Determine all pairs of positive integers $(m,n)$ that satisfies $m!+n!=m^n$

Question

Determine all pairs of positive integers $(m,n)$ that satisfies $m!+n!=m^n$

I found easily the pairs $(2,2)$ and $(2,3)$ but i can't prove that these are the only pairs possibles.

Any hints?

Answer 1

This is not quite a full answer but it has the main ideas you'll need.

First, let us get the ability to assert a lower bound on $m$ after checking only finitely many pairs. This can be done by noting that $m^n>n!$, so by Stirling's approximation, $n<em$. Thus we can divide the problem between $m<m^*$ and $m \geq m^*$ by directly checking the cases $m=1,2,\dots,m^*-1$ and $n=1,2,\dots,\lfloor em \rfloor$.

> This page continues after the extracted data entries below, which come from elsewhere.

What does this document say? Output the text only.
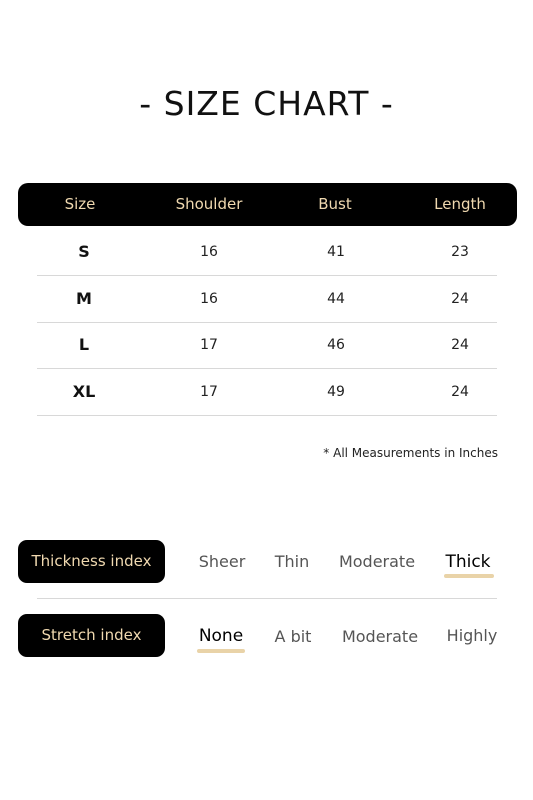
- SIZE CHART -
Size	Shoulder	Bust	Length
S	16	41	23
M	16	44	24
L	17	46	24
XL	17	49	24
* All Measurements in Inches
Thickness index	Sheer	Thin	Moderate	Thick
Stretch index	None	A bit	Moderate	Highly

Second, let us see what happens if $m$ is large. Similar to the above, if we assume $m>e$, then Stirling's approximation applied to $m^n>m!$ implies

$$m \leq \frac{n}{1-1/\ln(m)}.$$

So it suffices to provide an upper bound on $n$ in order to finish this case.

Third, let $r=\min \{ m,n \}$. Then $r!$ divides $m^n$ and so $r\#$ divides $m$, where $\#$ is the primorial function. Thus in particular $r\# \leq m$.

So there are two cases: $r=m$ and $r=n$. Consider $r=m$. By Bertand's postulate, if $m>2$ then there is a prime $p$ between $m/2$ and $m$, and so $m\# \geq 2p>m$. So $r=m$ can only occur for $m \leq 2$.

Now consider $r=n$. In this case $n\# \leq m$. If we assume $m \geq 8$, then $1-1/\ln(m) \leq 2$, so for $m \geq 8$ the inequality above gives

$$n\# \leq 2n.$$

Applying Bertrand's postulate twice in the same manner as the previous case implies that $n\# \geq n^2/8$. Thus $n \leq 16$.

Putting the pieces together, we divide the problem between $m<8$ and $m \geq 8$. In the case $m<8$ we have $n \leq \lfloor em \rfloor$, which is on the order of 100 cases to check. In the case $m \geq 8$ we have $n \leq 16$ and $m \leq 2n$, which is again on the order of 100 cases to check.

Answer 2

You can using mathematical induction to prove it, but its not verified for n=m=1 Or make table , row contains n! and column m! Then see any numbers satisfying this equation.

Answer 3

Here we go, we are looking for pairs $(m,n)$: $$m!+n!=m^n$$

Case 1: Suppose $m>n>1$. Then $m=n+k$ for some integer $k>0$. We now have $$(n+k)!+n!=(n+k)^n$$ $$(n!)((n+1)^{(k)}+1)=(n+k)^n$$

Now what properties does this equation have? For starters:

1. Let $Q_n= \{ p\;|\; p\le n,\; p \text{ prime}\}$ and $P_n=\prod_{p \in Q_n} p$, then $ P_n|\;(n+k)^n$ and we get $k=jP_n$ for some $j>0.$
2. If $p\;|\;(n+1)^{(k)}$ then $p\;\not|\;(n+1)^{(k)}+1$.

Note that $Q_n$ is just all the primes up to $n$. Both conditions are true. Condition two is a general statement though; It could be said "It's true just because."

Now, here's where this two conditions have problems: for this equation they are both true, however, if $k=n$ then every prime factor of $(n+1)^{(k)}+1$ is greater than $n$ by condition 2, but $n+k=n+(n)=2n$ has no such factors. Similarly, for any $k>n$ the number $(n+1)^{(k)}$ has every prime factor up to $n+k$ at least once, but no prime in $[\frac{n+k}{2},n+k]$ divides $n+k$. Hence, whatever the value of $k$ it must be less than $n$.

Condition one tells us that $k\ge P_n$, where $P_n$ is the $n^{th}$ primorial...it is well known that $P_n>n$ for $n>2$. Hence, the only allowed cases by condition two are prohibited by condition one.

The idea for case 2, $m<n$ is similar.